L'analyse de... Jean-François Boulier, directeur général d'Aviva Investors Europe

L'imparfait de l'efficience

le 21/03/2013 L'AGEFI Hebdo

Les fondements de la théorie de l'efficience des marchés et plusieurs de ses applications ont récemment été sévèrement critiqués. C’est peu dire que la crise a ridiculisé certaines de ces hypothèses et que le monde pur et parfait, sans influence des coûts de transaction ni impact des acteurs de marché, apparaît décalé par rapport à la réalité. Comment croire que les prix reflètent les fondamentaux quand le scandale du Libor rappelle l’avidité qui pousse à manipuler les prix ? Comment imaginer un prix quand il n'y a pas de transaction, comme nous l'avons vécu de nombreux mois en début de crise ? Pour avoir longtemps suivi les travaux universitaires en finance, je crois utile d'évoquer certains points de critique et de considérer les pistes de reconstruction.

Plusieurs études ont tenté d'éclaircir les biais de la théorie de l'efficience en concentrant l’attention sur les bénéficiaires de l'extraordinaire développement des marchés, entre autres les commerçants des titres et des instruments financiers. Ceux-là d'ailleurs sur lesquels la théorie ne dit rien. Imposer la référence d'indice pondéré des capitalisations sur la base de la théorie de Sharpe est une aubaine : tout nouveau titre trouve sa place sans trop de difficultés. Si les prix reflètent effectivement l'information, alors comment ne pas réajuster les portefeuilles quand les prix dévient fortement ? Les caricatures sont trop faciles, le succès de certains concepts a pu détourner de nombreux autres acteurs, en particulier parmi les investisseurs. Comment croire longtemps que la performance d'un portefeuille d'actifs financiers provient de son seul gérant ? Les actifs ou les dérivés sont liés à l’économie et l'écosystème de toute gestion disparaît si l'économie réelle disparaît. Comment ne pas prendre l'écart d'intérêt entre un gérant et son mandant, épargnant ou institution, que la réglementation et l'éthique amènent à traiter très sérieusement ?

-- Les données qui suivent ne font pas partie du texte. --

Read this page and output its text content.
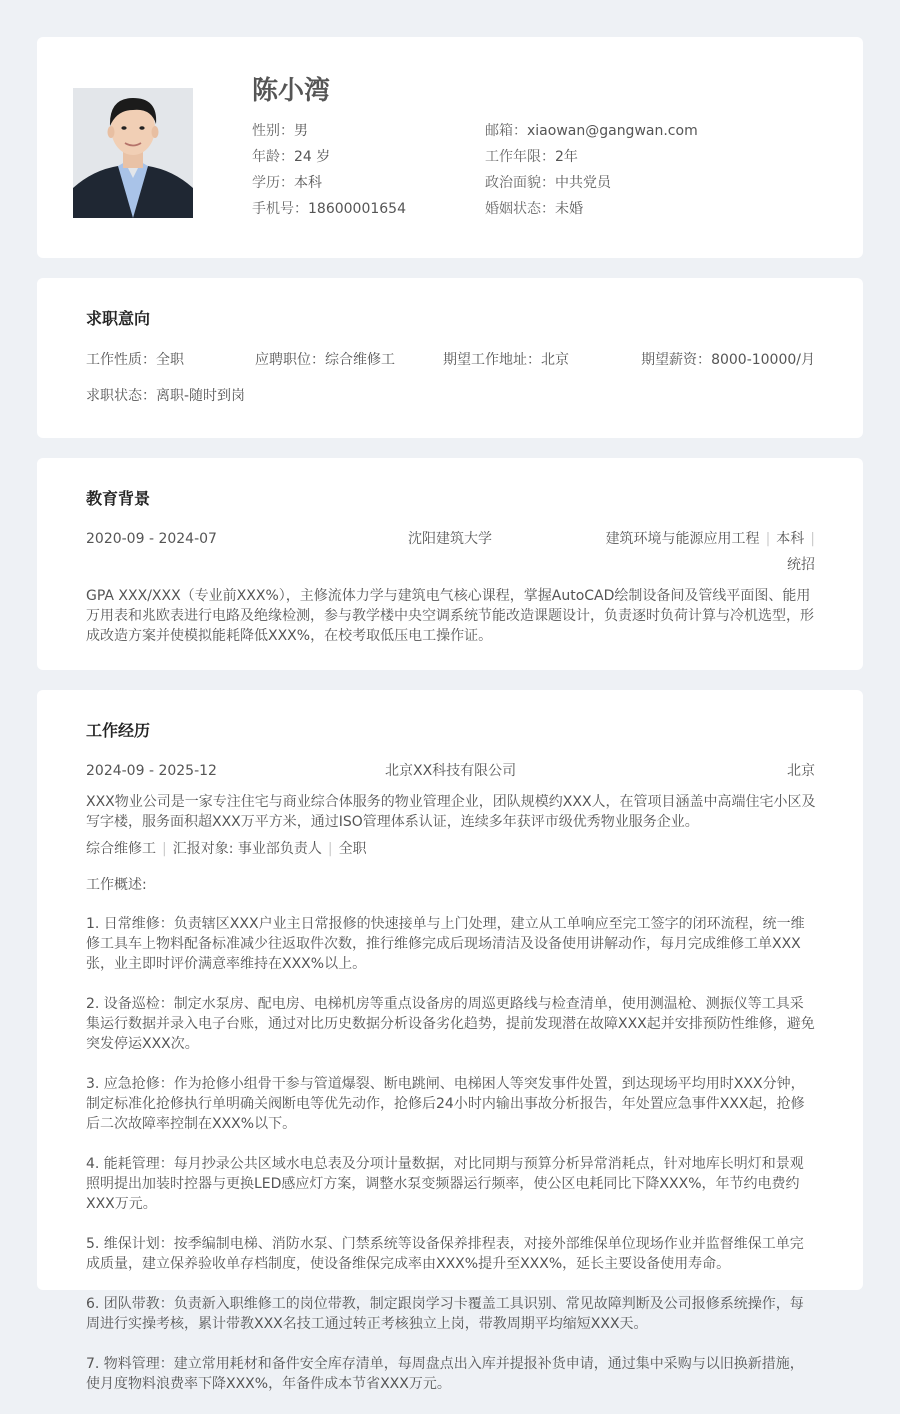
陈小湾
性别：男
年龄：24 岁
学历：本科
手机号：18600001654
邮箱：xiaowan@gangwan.com
工作年限：2年
政治面貌：中共党员
婚姻状态：未婚
求职意向
工作性质：全职	应聘职位：综合维修工	期望工作地址：北京	期望薪资：8000-10000/月
求职状态：离职-随时到岗
教育背景
2020-09 - 2024-07	沈阳建筑大学	建筑环境与能源应用工程 | 本科 |
统招
GPA XXX/XXX（专业前XXX%），主修流体力学与建筑电气核心课程，掌握AutoCAD绘制设备间及管线平面图、能用万用表和兆欧表进行电路及绝缘检测，参与教学楼中央空调系统节能改造课题设计，负责逐时负荷计算与冷机选型，形成改造方案并使模拟能耗降低XXX%，在校考取低压电工操作证。
工作经历
2024-09 - 2025-12	北京XX科技有限公司	北京
XXX物业公司是一家专注住宅与商业综合体服务的物业管理企业，团队规模约XXX人，在管项目涵盖中高端住宅小区及写字楼，服务面积超XXX万平方米，通过ISO管理体系认证，连续多年获评市级优秀物业服务企业。
综合维修工 | 汇报对象: 事业部负责人 | 全职
工作概述:

1. 日常维修：负责辖区XXX户业主日常报修的快速接单与上门处理，建立从工单响应至完工签字的闭环流程，统一维修工具车上物料配备标准减少往返取件次数，推行维修完成后现场清洁及设备使用讲解动作，每月完成维修工单XXX张，业主即时评价满意率维持在XXX%以上。

2. 设备巡检：制定水泵房、配电房、电梯机房等重点设备房的周巡更路线与检查清单，使用测温枪、测振仪等工具采集运行数据并录入电子台账，通过对比历史数据分析设备劣化趋势，提前发现潜在故障XXX起并安排预防性维修，避免突发停运XXX次。

3. 应急抢修：作为抢修小组骨干参与管道爆裂、断电跳闸、电梯困人等突发事件处置，到达现场平均用时XXX分钟，制定标准化抢修执行单明确关阀断电等优先动作，抢修后24小时内输出事故分析报告，年处置应急事件XXX起，抢修后二次故障率控制在XXX%以下。

4. 能耗管理：每月抄录公共区域水电总表及分项计量数据，对比同期与预算分析异常消耗点，针对地库长明灯和景观照明提出加装时控器与更换LED感应灯方案，调整水泵变频器运行频率，使公区电耗同比下降XXX%，年节约电费约XXX万元。

5. 维保计划：按季编制电梯、消防水泵、门禁系统等设备保养排程表，对接外部维保单位现场作业并监督维保工单完成质量，建立保养验收单存档制度，使设备维保完成率由XXX%提升至XXX%，延长主要设备使用寿命。

6. 团队带教：负责新入职维修工的岗位带教，制定跟岗学习卡覆盖工具识别、常见故障判断及公司报修系统操作，每周进行实操考核，累计带教XXX名技工通过转正考核独立上岗，带教周期平均缩短XXX天。

7. 物料管理：建立常用耗材和备件安全库存清单，每周盘点出入库并提报补货申请，通过集中采购与以旧换新措施，使月度物料浪费率下降XXX%，年备件成本节省XXX万元。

D'ailleurs, de nombreux travaux empiriques, souvent rassemblés sous la dénomination de finance comportementale, visent à mesurer des écarts à la rationalité de la théorie de l'efficience. N'est-il pas temps, comme Andrew Lo du MIT* le propose, de faire évoluer la théorie de référence dans le sens de l'intégration de ces comportements ? La nature humaine s’accompagne d’excès, n’est-il pas irréaliste de la nier ?

Autre hypothèse discutable de l’efficience, les prix ne reflètent pas les fondamentaux des émetteurs mais bien d'autres facteurs. Cet écart conduit à un certain nombre de difficultés : comme Shiller l'avait fait remarquer dans des travaux des années 80, la volatilité des cours est beaucoup plus forte que celle des fondamentaux. Cette volatilité va évidemment se transmettre d'autant plus que les prix de marché sont utilisés dans les mesures de besoin de fonds propres par exemple. Le mécanisme de transfert d'information est indéniable et ne doit pas être supprimé. Mais oublier que les prix sont bruités, voire manipulés, relève de la naïveté. Ne faut-il pas revenir au tableau noir et essayer de considérer l’écart entre le prix et les valeurs avec plus de réalisme ? Les composantes que je retiendrai pour ma part sont les fondamentaux, leur évolution, les incertitudes et primes de risques. Mais je m’efforcerai d'ajouter une composante transitoire liée à l'état d'équilibre du marché, permettant d'intégrer les sautes temporaires d’existence - la Bourse chinoise a été fermée pendant de nombreuses décennies - ou des variations liées aux excès ou insuffisances de demande ou d'offre. L'effet à court terme du déséquilibre de marché peut à lui seul générer un risque considérable, indépendamment des fondamentaux comme les bulles financières tendent à l'illustrer. Ce n’est pas l'oignon de tulipe qui était risqué, mais son prix qui était excessif. Les excès peuvent aussi s’avérer des opportunités dans le cadre d’une gestion « contrarian ».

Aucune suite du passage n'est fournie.